HSBC, as an example, took 130 years to measure its data in terabytes, and now counts in petabytes (one petabyte = 1000 terabytes). It held 6 petabytes of data in 2014, 77PB in 2015, 93PB in 2016, and expects to count more than 100PB in 2018.

Cloud as innovation driver

For a global, multinational firm, the benefits of public cloud computing are optimised for banks, their clients and customers when leveraged across jurisdictions.

As macro forces such as open-source software and cloud architecture create more opportunity to innovate at a higher pace and lower cost, there has been a general movement in the industry toward digital frameworks and business models.

Modern consumers also have much greater levels of digital literacy compared to 10 or 15 years ago, and want to see the same attitude shift from their own banks. Clients have converted to using tablets and smartphones, and can see the speed at which development can happen.

Technology has outpaced the laws that govern many aspects of global commerce to the extent everyone is being forced to rethink their approach, said Dervish Tayyip, assistant general counsel at Microsoft.

Shifting the permanent residence of data and applications to third party data centres, which may be located in other countries or even other continents, meant that cloud computing created a fundamentally new way of working and thinking.

The advent of machine learning technology applied to various use cases in compliance, customer relationship management and front office analytics, has helped progressive firms to take enormous strides in using data to get ahead.

Having a better understanding of their employee relationships helps them determine if resources are being allocated effectively, and in the right places, to produce better outcomes for both the company and its clients.

From conception through to implementation, new ideas and services can be added faster than ever; firms view cloud as being perfectly suited for an agile development approach that can reduce the time lag in being able to launch an improved or an internal platform.

This also leads to significant cost savings, at a time when regulatory demands, fines and compliance costs are higher than ever. Firms can instantly avoid large capital spending on physical servers and other infrastructure, which just continues to depreciate and also requires ongoing maintenance.

“There is an economic change from capital expenditure to operational expenditure; it’s not the main driver, however, it is more about agility, innovation and security,” said Poole.

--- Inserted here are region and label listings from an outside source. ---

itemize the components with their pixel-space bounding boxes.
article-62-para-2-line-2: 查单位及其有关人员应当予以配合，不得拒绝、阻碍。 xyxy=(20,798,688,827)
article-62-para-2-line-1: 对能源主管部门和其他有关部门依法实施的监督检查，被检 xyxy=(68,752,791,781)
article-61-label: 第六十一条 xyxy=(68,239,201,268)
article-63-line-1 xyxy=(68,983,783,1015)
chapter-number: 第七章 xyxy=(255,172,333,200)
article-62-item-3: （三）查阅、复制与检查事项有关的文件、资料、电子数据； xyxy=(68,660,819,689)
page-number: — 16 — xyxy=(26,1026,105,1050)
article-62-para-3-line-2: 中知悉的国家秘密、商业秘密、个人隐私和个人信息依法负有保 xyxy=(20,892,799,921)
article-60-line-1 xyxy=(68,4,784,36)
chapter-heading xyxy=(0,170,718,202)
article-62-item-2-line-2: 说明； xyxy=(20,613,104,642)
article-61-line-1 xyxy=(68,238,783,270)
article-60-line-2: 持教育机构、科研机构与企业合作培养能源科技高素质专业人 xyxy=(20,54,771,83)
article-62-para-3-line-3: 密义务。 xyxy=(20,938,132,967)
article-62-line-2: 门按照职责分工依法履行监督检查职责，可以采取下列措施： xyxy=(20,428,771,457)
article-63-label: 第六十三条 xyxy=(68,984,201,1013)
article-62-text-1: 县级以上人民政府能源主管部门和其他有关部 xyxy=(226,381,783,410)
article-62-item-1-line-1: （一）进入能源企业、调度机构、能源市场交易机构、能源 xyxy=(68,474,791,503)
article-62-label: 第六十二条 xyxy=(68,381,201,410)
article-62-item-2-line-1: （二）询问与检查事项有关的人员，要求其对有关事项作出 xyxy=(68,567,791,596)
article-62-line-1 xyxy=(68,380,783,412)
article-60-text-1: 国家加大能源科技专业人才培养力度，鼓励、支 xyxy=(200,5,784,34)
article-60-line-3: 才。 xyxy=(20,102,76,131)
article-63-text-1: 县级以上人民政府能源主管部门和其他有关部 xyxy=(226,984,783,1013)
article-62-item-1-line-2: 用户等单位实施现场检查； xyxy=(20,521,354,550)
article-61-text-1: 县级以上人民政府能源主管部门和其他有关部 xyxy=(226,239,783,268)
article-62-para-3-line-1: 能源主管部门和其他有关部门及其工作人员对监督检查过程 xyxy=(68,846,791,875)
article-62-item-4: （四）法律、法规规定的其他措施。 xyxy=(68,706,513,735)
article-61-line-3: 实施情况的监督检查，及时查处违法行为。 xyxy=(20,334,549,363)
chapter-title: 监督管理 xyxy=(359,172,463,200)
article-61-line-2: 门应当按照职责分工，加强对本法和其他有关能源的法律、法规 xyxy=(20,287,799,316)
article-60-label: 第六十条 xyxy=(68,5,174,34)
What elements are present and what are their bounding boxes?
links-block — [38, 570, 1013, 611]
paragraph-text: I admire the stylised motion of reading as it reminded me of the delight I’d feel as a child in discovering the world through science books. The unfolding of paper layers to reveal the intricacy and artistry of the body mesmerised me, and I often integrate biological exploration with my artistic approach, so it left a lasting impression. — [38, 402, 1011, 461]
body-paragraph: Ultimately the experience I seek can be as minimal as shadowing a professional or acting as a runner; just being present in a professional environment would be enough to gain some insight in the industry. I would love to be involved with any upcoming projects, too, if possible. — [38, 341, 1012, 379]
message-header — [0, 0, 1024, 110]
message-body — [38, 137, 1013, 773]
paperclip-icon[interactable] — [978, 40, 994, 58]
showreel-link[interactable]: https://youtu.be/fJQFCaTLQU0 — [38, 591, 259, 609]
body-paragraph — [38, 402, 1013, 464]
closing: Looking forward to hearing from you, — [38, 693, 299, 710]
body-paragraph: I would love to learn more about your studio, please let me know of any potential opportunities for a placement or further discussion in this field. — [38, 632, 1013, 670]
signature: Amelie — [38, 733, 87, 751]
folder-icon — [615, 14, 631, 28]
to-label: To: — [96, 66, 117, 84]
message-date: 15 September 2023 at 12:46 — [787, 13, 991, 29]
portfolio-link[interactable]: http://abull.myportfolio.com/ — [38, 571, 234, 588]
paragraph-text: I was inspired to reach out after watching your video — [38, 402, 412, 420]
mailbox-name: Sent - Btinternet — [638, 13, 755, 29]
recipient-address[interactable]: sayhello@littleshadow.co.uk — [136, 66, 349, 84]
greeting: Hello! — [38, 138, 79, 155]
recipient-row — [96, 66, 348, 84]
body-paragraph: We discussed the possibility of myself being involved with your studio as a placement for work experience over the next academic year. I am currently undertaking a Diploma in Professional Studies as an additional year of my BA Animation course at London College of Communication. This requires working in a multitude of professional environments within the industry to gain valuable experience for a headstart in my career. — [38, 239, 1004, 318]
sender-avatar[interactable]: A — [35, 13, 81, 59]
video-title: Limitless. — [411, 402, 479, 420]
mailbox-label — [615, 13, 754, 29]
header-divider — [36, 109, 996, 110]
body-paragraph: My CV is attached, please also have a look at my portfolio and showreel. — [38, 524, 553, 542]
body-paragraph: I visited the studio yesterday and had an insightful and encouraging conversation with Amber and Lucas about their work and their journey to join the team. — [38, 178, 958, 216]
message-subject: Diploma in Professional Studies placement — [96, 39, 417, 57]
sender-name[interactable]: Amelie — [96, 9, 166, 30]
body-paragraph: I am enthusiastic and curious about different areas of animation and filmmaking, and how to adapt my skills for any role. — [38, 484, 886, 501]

Providers now offer compliance controls and features that are WORM (write once read many) compliant. SEC Rule 17a-4(f) specifies that “electronic records must be preserved exclusively in a non-rewritable and non-erasable format”. Cloud also enables companies to adhere to their records retention rules which may mandate that records need to be retained for up to seven years or longer in certain jurisdictions.

There are words of caution, despite the hype; moving away from current infrastructure and legacy systems is not an easy exercise done at the flip of a switch.

Several cloud providers told Radar they have anticipated these concerns and over the last 18 months have put systems in place primed to do the heavy lifting for banks and to ease the fears of compliance personnel.

Their persistence looks to have paid off; numerous surveys show banks, brokers and asset managers of all sizes are moving to cloud solutions consistently, including core financial applications and transactional systems of record.

‘We have found that most clients asking about these financial business application markets are solely interested in the cloud option,” said John Van Decker, research vice president at Gartner. “Many enterprises that currently run on-premise solutions want to move to newer solutions that put more control in the hands of the end user, and reduce the effort required when compared with on-premises upgrades.”